2.根据权利要求1所述的一种用于油水分离的全纤维素复合膜,其特征在于,所述增强纤维素材料为商业滤纸、棉布、纱布中的一种;所述纤维素为α-微晶纤维素粉、棉浆、棉短绒中的一种或几种按任意比混合的混合物。
3.一种权利要求2所述的用于油水分离的全纤维素复合膜的制备方法,其特征在于,包括以下步骤:
步骤1,将纤维素加入到氯化锌-水体系中,加热搅拌使纤维素溶解,得到纤维素溶液;
步骤2,将增强纤维素材料与步骤1中所得到的纤维素溶液进行复合,复合后随即在反溶剂中再生,干燥后得到全纤维素复合膜。
4.根据权利要求3所述的一种用于油水分离的全纤维素复合膜的制备方法,其特征在于,所述步骤1中氯化锌-水体系的氯化锌与水的质量比2.0~2.5:1,所述纤维素与氯化锌-水体系的质量比为1:25~100。
5.根据权利要求3所述的一种用于油水分离的全纤维素复合膜的制备方法,其特征在于,所述步骤1中加热的温度为60~90℃。

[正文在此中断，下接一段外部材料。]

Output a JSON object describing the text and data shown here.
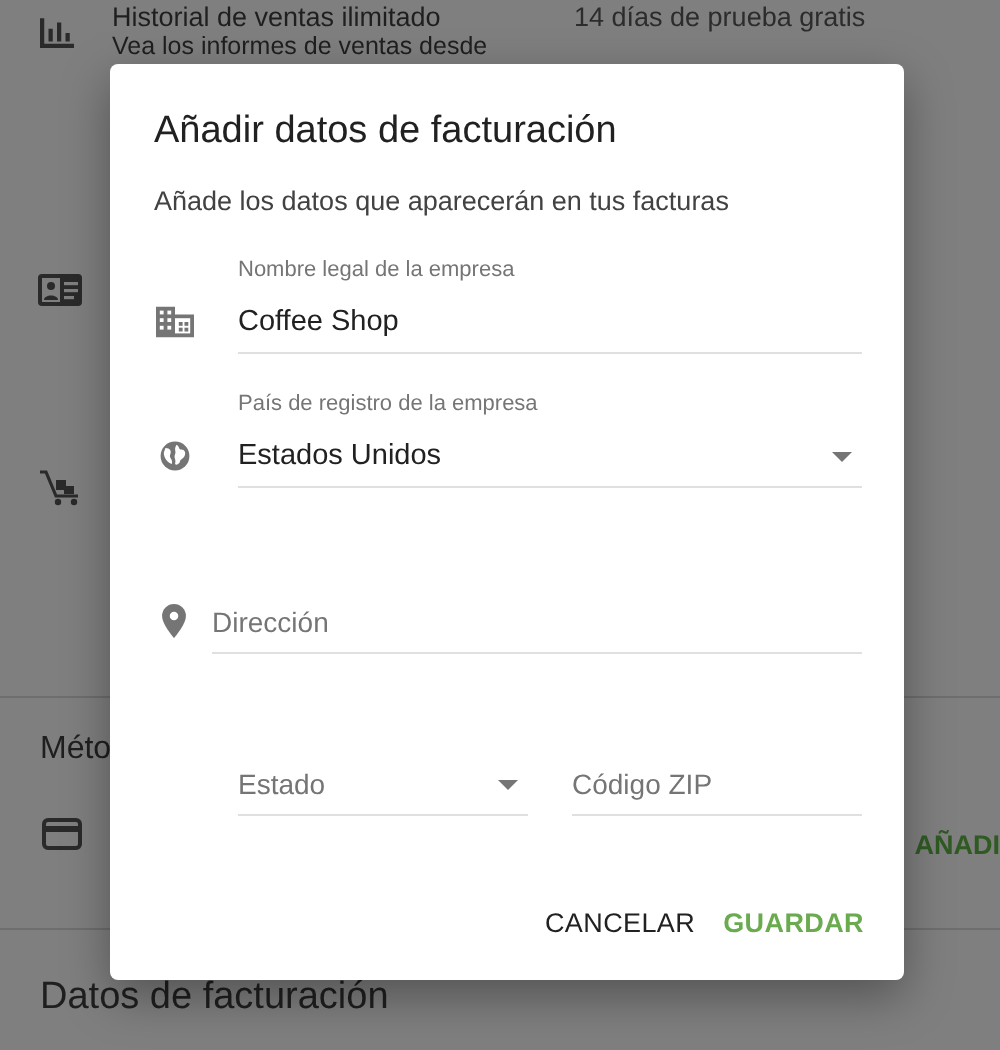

6.根据权利要求3所述的一种用于油水分离的全纤维素复合膜的制备方法,其特征在于,所述步骤2中复合的温度为20~60℃,所述复合的方法为溶液浸渍、表面涂覆。
7.根据权利要求3所述的一种用于油水分离的全纤维素复合膜的制备方法,其特征在于,所述步骤2中反溶剂为去离子水、甲醇、乙醇、质量分数为5~10%的盐酸水溶液、质量分数为5~10%的硫酸水溶液、质量分数为5~10%的磷酸水溶液、质量分数为5~10%的乙酸水溶液中的一种或几种按任意比例混合的混合物。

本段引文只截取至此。